Blog entry by Dante Stones

Understanding D2V Files: A Beginner’s Guide with FileViewPro

Understanding D2V Files: A Beginner’s Guide with FileViewPro

A .D2V file serves as a structural reference file rather than video content, built by DGIndex to mark frame positions and technical info across VOB or MPG/TS sources so AviSynth or similar tools can process video accurately with filters like deinterlacing or sharpening before encoding, but it becomes invalid if source files change paths, with its presence near DVD folders or scripted encode setups revealing its role.

A D2V "index file" functions as a frame-accurate lookup table where DGIndex records byte positions, frame boundaries, and interpretation data, allowing tools like AviSynth to request exact frames in order without struggling through raw GOP structures, and since it only references the real VOB/MPG/TS files, altering those file locations causes the D2V to stop working.

If you cherished this article and you would like to receive more info relating to D2V format generously visit our page.
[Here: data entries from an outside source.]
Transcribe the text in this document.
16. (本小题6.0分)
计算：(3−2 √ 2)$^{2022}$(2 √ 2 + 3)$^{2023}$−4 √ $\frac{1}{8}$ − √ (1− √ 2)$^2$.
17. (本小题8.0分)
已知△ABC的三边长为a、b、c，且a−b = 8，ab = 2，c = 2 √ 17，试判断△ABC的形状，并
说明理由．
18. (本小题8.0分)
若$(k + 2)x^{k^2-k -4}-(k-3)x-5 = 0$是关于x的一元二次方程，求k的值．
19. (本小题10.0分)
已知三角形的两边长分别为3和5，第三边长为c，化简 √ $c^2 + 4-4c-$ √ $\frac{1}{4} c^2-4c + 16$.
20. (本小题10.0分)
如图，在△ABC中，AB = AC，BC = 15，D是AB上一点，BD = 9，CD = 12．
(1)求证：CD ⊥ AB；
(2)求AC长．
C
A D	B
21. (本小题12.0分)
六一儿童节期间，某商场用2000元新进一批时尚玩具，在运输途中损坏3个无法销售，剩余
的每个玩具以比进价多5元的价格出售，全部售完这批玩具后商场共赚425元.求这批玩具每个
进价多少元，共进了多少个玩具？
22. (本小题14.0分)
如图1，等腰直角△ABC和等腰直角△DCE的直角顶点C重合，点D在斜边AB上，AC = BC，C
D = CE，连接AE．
Because it’s a recipe tied to specific ingredients, a D2V can fail if its source files move—renaming or relocating VOB/MPG/TS segments breaks the lookup table, since the index stores only pointers, not video; the D2V itself is a frame-by-frame map that DGIndex/DVD2AVI builds by scanning MPEG-2 sources and listing which segments form the timeline, how the stream spans multiple VOBs, and where frames sit inside GOP structures, along with flags for frame rate, aspect, and interlacing/cadence, allowing AviSynth to jump straight to correct byte ranges for stable, frame-accurate filtering and encoding, making the D2V the clean gateway into processing workflows.

Using a D2V-powered script lets you apply image operations such as cropping, resizing, noise removal, sharpening, color/levels tuning, subtitle additions, and IVTC/deinterlacing, before sending the result to x264/x265 to produce final files, with the D2V ensuring accurate frame retrieval; a .D2V cannot be played because it stores no media streams, only instructions and frame pointers referencing VOB/MPG/TS sources, meaning VLC or WMP have nothing to decode, while DGIndex/AviSynth can read the map and pull the real frames.

A .D2V file works as a technical bridge for DVD/MPEG-2 processing, letting DGIndex/DVD2AVI codify frame layout, aspect flags, and interlace/telecine cues so AviSynth can request frames reliably for cleanup tasks—crop, resize, denoise, sharpen, adjust levels, add subtitles, deinterlace, IVTC—and then encode through x264/x265, with its purpose being accuracy across multiple VOB segments.

A .D2V fails post-move because its role is to point to exact byte locations inside specific VOB/MPG/TS files, relying on stored filenames and paths that DGIndex captured during indexing; change those inputs and the index can no longer resolve frames, producing errors or blank video, making it essential to keep the D2V with its sources or re-index if the file layout changes.